Of course, Australia is not a non-aligned country and will need to push back when its interests and values are challenged. Yet as Geoff Raby suggests, Australia should learn the Asian way of discriminating between different issues and thereby being able to walk both sides of the street. According to Raby, “few countries have a more fractious relationship with China than Japan, but normal, cordial diplomatic relations are sustained, while the economic relationship goes from strength to strength.”
Australia needs to work with other nations on specific issues of national interest, even where they are not like-minded in terms of adherence to liberal values, including respect for human rights. One example is Vietnam, where Australia appears to be developing a mutually beneficial relationship based on similar economic and national security objectives.
Our ability to push back should our values be threatened will be enhanced if we have an ongoing dialogue, especially with China. For example, the renewed discussion at ministerial level has meant that issues that offend Australian values – unexplained detention of Australian citizens in China, human rights matters including Xinjiang and Hong Kong, press and religious freedoms – can now be raised and discussed at senior government levels.

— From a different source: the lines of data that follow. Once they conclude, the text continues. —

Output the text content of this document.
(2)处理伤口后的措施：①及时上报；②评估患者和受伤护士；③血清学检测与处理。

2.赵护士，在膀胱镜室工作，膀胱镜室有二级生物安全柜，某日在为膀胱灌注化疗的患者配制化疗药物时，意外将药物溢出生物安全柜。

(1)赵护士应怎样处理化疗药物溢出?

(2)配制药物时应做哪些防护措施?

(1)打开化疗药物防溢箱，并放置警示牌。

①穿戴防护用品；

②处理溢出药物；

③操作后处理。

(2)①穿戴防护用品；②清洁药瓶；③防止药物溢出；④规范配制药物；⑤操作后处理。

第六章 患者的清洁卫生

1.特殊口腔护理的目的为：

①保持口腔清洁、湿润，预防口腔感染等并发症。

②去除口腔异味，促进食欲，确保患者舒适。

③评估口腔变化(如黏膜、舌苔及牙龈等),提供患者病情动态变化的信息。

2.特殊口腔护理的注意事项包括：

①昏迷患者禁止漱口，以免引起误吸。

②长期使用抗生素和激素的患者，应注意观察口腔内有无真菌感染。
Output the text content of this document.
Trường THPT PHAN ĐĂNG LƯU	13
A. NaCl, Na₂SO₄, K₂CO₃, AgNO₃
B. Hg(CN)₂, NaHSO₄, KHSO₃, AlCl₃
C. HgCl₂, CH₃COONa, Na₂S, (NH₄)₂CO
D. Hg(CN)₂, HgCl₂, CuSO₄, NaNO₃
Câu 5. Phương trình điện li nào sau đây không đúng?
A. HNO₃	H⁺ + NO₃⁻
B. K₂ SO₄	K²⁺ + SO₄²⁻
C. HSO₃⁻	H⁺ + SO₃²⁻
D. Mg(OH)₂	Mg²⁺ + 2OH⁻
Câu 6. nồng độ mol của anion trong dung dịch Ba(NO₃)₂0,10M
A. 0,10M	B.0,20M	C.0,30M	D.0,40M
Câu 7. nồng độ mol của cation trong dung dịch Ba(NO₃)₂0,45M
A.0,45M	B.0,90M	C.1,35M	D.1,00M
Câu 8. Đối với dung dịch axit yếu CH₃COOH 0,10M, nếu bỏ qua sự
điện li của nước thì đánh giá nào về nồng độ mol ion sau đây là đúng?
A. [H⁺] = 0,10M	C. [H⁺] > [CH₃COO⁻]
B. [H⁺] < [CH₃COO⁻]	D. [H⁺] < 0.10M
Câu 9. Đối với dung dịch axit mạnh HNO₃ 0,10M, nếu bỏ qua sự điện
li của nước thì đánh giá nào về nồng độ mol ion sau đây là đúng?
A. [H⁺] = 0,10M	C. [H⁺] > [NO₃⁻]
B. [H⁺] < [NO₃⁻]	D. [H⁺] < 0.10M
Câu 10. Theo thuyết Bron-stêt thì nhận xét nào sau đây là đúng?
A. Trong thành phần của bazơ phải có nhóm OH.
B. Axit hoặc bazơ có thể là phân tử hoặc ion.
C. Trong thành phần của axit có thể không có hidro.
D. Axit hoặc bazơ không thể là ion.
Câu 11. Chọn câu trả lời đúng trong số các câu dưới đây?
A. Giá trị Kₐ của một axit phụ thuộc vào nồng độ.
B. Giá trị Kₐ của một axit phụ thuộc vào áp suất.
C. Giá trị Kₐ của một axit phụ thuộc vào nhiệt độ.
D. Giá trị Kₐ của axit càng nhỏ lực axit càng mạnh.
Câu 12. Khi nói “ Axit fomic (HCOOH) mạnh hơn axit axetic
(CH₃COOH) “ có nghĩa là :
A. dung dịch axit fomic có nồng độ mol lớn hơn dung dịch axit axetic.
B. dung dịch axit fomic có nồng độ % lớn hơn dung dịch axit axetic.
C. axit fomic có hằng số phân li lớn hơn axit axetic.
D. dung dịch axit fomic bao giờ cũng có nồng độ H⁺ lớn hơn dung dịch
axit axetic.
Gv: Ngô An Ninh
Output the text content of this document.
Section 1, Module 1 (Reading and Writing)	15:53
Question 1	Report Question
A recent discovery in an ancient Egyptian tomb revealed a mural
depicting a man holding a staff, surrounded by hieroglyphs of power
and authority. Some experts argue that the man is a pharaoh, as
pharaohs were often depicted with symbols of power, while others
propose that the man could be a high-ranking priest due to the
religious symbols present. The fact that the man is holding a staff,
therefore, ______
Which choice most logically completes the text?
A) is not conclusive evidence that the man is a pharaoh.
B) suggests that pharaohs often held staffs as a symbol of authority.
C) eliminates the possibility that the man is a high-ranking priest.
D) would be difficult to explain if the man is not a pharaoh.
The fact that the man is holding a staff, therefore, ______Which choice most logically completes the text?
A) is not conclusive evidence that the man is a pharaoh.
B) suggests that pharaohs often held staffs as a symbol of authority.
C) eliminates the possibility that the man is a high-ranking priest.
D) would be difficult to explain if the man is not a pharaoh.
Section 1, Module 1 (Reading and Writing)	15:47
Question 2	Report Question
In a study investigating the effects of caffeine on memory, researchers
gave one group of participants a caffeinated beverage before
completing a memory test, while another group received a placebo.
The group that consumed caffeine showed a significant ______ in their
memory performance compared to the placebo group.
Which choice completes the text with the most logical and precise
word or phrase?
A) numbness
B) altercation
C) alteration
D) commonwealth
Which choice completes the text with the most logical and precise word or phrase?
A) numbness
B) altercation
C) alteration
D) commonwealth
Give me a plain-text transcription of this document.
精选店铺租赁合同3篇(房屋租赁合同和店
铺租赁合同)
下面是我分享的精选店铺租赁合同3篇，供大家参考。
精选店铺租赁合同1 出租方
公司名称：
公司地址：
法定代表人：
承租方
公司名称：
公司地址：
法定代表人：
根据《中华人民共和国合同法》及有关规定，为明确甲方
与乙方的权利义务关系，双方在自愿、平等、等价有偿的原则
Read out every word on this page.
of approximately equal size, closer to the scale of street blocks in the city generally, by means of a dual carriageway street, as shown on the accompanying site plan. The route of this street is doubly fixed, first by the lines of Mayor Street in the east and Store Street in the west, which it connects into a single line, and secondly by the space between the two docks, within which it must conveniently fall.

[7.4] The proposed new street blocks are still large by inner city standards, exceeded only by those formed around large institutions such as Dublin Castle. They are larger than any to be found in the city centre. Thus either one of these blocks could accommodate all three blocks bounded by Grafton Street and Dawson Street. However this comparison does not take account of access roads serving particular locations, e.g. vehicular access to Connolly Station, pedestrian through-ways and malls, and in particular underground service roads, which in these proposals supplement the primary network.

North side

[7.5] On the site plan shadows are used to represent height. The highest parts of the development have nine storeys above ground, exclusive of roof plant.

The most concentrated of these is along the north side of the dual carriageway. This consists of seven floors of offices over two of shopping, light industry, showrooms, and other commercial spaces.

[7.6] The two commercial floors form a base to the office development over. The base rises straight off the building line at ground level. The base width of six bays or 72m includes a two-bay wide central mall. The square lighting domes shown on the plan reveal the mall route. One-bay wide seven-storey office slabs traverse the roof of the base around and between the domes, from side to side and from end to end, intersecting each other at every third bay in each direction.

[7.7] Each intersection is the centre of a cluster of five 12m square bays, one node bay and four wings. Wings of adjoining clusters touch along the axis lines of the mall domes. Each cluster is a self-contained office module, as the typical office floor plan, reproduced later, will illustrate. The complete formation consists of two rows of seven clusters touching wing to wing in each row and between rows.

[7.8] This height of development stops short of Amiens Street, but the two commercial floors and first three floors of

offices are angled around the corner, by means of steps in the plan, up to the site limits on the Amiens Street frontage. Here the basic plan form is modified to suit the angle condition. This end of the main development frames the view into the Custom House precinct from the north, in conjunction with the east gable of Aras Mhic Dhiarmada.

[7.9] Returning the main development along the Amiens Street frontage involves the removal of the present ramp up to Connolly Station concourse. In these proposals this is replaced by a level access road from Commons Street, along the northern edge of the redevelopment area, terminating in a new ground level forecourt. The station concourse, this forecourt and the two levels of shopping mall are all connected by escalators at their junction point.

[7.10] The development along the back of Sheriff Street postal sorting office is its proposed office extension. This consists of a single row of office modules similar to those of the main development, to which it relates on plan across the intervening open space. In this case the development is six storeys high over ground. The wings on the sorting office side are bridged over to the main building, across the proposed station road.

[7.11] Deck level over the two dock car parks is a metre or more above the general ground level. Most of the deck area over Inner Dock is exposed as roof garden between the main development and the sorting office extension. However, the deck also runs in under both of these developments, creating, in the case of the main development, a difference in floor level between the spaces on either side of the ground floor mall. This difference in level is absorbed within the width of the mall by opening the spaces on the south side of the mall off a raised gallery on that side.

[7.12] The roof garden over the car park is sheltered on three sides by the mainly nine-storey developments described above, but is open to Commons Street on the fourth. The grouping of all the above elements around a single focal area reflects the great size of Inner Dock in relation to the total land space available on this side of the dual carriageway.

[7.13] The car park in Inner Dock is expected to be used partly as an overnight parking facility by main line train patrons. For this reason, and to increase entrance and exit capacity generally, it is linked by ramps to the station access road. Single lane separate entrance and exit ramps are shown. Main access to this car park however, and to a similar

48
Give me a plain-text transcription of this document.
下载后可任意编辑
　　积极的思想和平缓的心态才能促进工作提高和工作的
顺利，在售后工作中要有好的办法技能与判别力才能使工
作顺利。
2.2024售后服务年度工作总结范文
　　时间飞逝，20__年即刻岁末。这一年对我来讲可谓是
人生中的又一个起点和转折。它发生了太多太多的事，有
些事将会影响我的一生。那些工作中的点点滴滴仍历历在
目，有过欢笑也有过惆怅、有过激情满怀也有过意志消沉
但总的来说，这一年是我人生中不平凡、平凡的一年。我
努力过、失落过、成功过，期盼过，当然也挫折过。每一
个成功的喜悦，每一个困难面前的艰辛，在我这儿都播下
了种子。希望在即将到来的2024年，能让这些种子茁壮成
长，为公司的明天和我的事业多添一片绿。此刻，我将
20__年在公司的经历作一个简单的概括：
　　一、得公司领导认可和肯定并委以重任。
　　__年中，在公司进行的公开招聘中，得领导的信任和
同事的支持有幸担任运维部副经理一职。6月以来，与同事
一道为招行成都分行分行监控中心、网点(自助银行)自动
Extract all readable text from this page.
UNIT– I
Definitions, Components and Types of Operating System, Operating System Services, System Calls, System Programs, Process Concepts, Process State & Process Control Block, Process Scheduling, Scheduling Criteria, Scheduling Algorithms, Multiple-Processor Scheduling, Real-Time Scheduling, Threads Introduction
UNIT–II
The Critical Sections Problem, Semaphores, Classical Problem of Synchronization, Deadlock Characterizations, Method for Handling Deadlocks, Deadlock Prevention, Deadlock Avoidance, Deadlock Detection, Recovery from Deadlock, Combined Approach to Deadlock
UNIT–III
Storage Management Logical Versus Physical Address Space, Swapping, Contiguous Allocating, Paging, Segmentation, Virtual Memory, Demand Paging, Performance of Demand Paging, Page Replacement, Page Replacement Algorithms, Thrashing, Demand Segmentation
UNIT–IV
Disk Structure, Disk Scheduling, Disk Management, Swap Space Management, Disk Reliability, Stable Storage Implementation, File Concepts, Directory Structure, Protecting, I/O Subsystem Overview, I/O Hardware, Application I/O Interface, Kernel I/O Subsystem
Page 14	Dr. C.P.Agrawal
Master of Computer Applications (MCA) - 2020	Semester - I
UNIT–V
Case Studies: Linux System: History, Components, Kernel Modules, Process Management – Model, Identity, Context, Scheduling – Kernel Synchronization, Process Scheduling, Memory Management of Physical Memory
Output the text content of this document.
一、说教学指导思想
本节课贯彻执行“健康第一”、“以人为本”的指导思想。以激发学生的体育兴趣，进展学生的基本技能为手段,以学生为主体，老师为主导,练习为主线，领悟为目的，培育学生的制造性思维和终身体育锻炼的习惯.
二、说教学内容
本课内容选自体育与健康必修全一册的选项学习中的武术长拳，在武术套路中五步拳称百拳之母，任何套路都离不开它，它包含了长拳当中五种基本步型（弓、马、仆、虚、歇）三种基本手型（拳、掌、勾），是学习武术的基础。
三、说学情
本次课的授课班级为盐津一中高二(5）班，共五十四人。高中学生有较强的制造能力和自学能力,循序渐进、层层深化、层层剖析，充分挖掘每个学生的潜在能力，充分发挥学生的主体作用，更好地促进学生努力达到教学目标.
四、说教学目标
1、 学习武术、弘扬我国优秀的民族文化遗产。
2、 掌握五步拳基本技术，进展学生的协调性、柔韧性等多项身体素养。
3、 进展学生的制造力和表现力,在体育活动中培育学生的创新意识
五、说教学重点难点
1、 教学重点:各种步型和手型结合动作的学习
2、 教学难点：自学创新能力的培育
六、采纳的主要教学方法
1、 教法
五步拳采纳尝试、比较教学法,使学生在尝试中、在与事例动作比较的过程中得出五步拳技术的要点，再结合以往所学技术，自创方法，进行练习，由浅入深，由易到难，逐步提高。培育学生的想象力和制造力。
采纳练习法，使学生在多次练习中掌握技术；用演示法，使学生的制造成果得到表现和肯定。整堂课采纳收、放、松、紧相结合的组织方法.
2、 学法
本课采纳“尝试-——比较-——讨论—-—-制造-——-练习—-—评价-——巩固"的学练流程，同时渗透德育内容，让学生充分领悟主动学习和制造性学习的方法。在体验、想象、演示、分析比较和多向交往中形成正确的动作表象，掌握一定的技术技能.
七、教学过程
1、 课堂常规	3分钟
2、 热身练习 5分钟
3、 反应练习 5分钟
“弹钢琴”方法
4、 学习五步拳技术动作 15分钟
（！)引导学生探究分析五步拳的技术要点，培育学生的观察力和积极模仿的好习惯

Furthermore, as Geoff Raby says, “an inclusive framework of norms, rules and habits of consultation which include China and of which it is an author [our emphasis], will be the best means of constraining bad behaviour”.
In conclusion, it is important to emphasise that Australia’s foreign policy and diplomatic objectives are not identical with those of the United States. The Albanese Government is right when it says in relation to China, that: “We will cooperate where we can, we will disagree where we must, and we will engage in our national interest.” But it is important that the US understands that our strategic position is different from theirs simply as a result of our respective geography. The US is a global power situated half a world away from this region in which we live. Inevitably, Australia’s priorities in our relations with neighbouring countries will not always be the same as those of the United States.